Maybe the answer is: the affine parameter for massless particles is the massless limit of the proper time of massive point particles divided by the mass.

I am sorry if my interpretation is incorrect. I could not find a reference in which your question is explicitly stated. Yeah, there are tremendously many questions you naturally have but rarely find the answer in references. It is very frustrating. I appreciate that you posted this question in this open forum. Thank you.

 

[WannabeNewton]

Maybe the answer is: the affine parameter for massless particles is the massless limit of the proper time of massive point particles divided by the mass.

But the proper time of any massive particle depends only on the space-time geometry and the 4-velocity of the particle,
thus for a freely falling particle the proper time is determined entirely by the space-time geometry alone since the space-time geometry also determines the time-like geodesics. How then would the ratio of the proper time to the mass of the particle converge to a finite value in the limit as the mass goes to zero?

Rather, an affine parameter $\lambda$ for a null geodesic is simply defined as one such that $\frac{dx^{\mu}}{d\lambda} = p^{\mu}$ holds.

 

[Toru Kikuchi]

Hello, Mr/Ms WannabeNewton. Thank you for your mention.

As you said, it is completely right to define an affine parameter as one such that the geodesic equation in that form holds.

However, it seems to me that Mr/Ms stevendaryl, who is the original questioner, wants to get physical characteristics of null affine parameter. In massive case, an affine parameter can be defined similarly so that geodesic equation in that form holds, but at the same time it has physical characteristics that it is the proper time of the particle. So, it seems natural that one seeks such characteristics also in massless case. This is why I emphasized the connection between massive and massless cases.
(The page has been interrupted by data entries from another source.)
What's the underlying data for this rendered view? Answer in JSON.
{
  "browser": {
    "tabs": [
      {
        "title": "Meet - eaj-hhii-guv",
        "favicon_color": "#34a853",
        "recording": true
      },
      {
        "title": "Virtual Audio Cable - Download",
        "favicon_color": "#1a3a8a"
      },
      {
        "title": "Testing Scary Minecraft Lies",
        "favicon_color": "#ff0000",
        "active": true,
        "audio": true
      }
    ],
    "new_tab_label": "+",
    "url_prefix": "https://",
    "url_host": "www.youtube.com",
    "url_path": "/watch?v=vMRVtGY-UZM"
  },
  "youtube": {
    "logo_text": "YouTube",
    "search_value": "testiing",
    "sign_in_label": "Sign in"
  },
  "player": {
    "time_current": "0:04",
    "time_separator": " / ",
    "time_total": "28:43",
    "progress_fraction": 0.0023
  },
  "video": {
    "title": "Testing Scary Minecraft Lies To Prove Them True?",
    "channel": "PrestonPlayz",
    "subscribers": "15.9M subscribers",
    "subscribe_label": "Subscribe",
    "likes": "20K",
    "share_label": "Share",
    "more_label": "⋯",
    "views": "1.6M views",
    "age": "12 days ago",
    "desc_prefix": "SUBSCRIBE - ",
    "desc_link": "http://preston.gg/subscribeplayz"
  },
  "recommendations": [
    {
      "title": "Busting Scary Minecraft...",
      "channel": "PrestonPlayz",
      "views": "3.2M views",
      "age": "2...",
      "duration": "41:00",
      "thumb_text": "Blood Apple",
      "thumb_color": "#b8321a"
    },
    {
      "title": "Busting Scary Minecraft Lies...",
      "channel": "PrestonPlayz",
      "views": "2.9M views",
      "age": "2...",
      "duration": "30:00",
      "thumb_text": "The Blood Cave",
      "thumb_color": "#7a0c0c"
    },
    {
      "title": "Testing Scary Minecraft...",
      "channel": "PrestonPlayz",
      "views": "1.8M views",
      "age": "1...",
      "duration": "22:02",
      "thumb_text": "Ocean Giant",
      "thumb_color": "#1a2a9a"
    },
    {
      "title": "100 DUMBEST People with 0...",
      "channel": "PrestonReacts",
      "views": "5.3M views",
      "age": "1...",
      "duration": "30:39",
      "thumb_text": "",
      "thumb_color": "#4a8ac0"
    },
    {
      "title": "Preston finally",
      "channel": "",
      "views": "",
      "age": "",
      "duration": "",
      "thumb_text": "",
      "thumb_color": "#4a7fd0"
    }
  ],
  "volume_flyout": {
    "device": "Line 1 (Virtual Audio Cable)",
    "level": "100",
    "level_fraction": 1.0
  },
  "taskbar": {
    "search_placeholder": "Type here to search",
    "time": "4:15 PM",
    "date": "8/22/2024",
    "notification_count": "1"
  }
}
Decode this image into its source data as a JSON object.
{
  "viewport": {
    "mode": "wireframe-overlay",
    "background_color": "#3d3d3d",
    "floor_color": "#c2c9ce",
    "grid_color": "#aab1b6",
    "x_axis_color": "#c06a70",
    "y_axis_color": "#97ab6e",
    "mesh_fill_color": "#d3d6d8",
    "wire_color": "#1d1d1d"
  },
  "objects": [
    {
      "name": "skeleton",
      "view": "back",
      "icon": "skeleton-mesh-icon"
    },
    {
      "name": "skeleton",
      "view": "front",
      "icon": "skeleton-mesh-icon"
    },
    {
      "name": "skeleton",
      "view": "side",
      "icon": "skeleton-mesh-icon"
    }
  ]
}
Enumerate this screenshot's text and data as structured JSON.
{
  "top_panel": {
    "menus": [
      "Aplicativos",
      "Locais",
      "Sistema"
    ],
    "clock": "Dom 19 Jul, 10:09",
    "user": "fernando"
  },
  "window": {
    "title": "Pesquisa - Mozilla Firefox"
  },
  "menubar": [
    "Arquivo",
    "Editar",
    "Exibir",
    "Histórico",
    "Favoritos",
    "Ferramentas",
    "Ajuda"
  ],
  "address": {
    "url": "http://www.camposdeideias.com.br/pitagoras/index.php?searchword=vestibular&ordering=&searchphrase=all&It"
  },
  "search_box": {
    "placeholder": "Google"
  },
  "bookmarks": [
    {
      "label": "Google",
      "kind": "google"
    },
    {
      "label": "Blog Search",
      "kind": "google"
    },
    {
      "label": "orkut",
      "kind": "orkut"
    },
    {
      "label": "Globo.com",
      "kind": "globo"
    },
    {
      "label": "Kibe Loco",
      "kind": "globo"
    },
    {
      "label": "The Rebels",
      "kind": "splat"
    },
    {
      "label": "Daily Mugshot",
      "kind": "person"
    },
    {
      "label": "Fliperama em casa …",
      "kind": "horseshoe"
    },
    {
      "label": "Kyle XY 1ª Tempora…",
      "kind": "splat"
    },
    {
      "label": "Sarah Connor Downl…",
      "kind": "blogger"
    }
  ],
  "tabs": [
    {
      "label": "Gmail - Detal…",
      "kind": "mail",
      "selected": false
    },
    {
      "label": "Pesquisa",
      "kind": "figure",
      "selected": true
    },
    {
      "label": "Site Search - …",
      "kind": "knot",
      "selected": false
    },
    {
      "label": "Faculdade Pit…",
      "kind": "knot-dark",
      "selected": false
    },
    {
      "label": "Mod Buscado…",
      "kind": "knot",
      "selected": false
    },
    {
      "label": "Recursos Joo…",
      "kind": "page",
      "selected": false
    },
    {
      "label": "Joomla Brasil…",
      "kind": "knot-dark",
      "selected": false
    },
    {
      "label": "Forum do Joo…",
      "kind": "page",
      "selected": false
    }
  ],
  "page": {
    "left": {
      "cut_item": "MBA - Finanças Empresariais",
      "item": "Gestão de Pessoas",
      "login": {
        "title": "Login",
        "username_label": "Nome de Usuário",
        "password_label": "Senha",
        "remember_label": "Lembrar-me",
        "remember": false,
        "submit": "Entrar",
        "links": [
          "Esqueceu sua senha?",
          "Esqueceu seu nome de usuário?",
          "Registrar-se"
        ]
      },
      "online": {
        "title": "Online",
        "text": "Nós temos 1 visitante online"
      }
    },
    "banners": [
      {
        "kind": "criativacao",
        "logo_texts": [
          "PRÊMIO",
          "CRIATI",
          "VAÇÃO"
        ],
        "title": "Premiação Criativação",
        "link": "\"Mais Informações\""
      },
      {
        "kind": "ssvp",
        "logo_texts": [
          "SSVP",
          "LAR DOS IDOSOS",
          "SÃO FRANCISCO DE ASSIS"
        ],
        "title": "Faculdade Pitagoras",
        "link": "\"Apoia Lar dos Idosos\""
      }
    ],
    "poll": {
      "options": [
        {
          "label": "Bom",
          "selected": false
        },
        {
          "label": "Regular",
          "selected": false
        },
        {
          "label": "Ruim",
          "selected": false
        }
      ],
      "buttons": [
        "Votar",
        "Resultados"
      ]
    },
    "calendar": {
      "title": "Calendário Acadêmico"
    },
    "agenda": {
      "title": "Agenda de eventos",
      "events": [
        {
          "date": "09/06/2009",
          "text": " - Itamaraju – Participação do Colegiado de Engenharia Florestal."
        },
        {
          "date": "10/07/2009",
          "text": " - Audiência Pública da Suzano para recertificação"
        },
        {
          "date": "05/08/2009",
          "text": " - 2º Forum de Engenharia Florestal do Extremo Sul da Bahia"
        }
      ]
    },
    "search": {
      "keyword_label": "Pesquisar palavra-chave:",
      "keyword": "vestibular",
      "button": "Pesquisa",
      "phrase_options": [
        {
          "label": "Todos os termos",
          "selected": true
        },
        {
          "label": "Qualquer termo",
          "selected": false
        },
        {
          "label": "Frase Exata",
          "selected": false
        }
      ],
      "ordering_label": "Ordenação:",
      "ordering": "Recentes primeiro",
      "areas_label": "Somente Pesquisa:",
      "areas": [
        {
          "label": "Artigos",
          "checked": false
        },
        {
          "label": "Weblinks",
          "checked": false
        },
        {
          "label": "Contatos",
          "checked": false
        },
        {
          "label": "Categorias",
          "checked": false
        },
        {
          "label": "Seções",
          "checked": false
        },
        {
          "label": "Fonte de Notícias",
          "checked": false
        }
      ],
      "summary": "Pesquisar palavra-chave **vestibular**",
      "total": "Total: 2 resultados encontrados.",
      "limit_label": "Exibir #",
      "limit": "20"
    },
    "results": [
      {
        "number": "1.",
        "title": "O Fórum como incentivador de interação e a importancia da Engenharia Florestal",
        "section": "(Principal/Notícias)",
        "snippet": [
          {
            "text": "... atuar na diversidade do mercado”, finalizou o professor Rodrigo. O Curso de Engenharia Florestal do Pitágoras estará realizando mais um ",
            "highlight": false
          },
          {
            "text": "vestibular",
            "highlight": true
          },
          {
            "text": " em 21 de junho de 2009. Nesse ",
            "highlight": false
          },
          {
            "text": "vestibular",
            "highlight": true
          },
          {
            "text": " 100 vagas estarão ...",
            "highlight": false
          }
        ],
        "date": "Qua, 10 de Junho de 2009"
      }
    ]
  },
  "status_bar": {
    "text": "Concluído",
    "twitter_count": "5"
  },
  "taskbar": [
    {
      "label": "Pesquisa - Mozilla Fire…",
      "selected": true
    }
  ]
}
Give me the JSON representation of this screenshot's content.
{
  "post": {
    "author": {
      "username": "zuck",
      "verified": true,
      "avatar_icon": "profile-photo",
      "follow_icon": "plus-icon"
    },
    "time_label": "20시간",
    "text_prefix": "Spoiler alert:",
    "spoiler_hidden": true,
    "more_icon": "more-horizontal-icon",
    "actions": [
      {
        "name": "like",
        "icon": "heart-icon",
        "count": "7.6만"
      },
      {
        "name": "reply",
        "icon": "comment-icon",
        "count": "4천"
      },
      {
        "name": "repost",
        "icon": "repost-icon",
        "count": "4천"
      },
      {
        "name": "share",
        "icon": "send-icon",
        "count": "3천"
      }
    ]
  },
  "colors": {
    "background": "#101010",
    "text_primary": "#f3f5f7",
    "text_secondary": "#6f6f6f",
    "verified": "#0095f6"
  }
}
Next, I want to explain the term "massless limit" I used. As you said, the geodesic equation does not depend on the mass; it is the property of the spacetime itself. However, practically there are many non-gravitational forces in the world, and to such forces the response of the particle depends on its mass; the smaller the mass is, the bigger the acceleration is. As a result, the speed of the particle becomes near the light velocity. I used the term "massless limit" in this practical sense. This is the phenomenological explanation, and the following is more formal explanation. Yeah, I should have clarified what is kept fixed when we take the massless limit. Your way of thinking is to take the limit with the world line fixed. I took another way of limitation with "the proper time of massive point particle divided by the mass" kept fixed, not with the world line fixed. This corresponds to changing the initial speed of the particle bigger as we change the mass smaller. Although the geodesic equation is independent of the mass, the initial value of the particle can depend on the mass if we like to do.

At the same time, I agree that it is sometimes dangerous or even meaningless to seek analogue between massive and massless cases. The formulation and the interpretation to it for massive particles is valid only for massive particles themselves. Physically, it is of great difference whether or not the rest frame of the particle exists. After all, what is certain is that a massless particle draws some world line. We simply parametrise it so that the geodesic equation of motion holds in a definite form (the form of eom can be determined essentially by its transformation property), and call the parameter an affine parameter.

I am still learning the subject, and my understanding gets improved through this conversation. Thanks.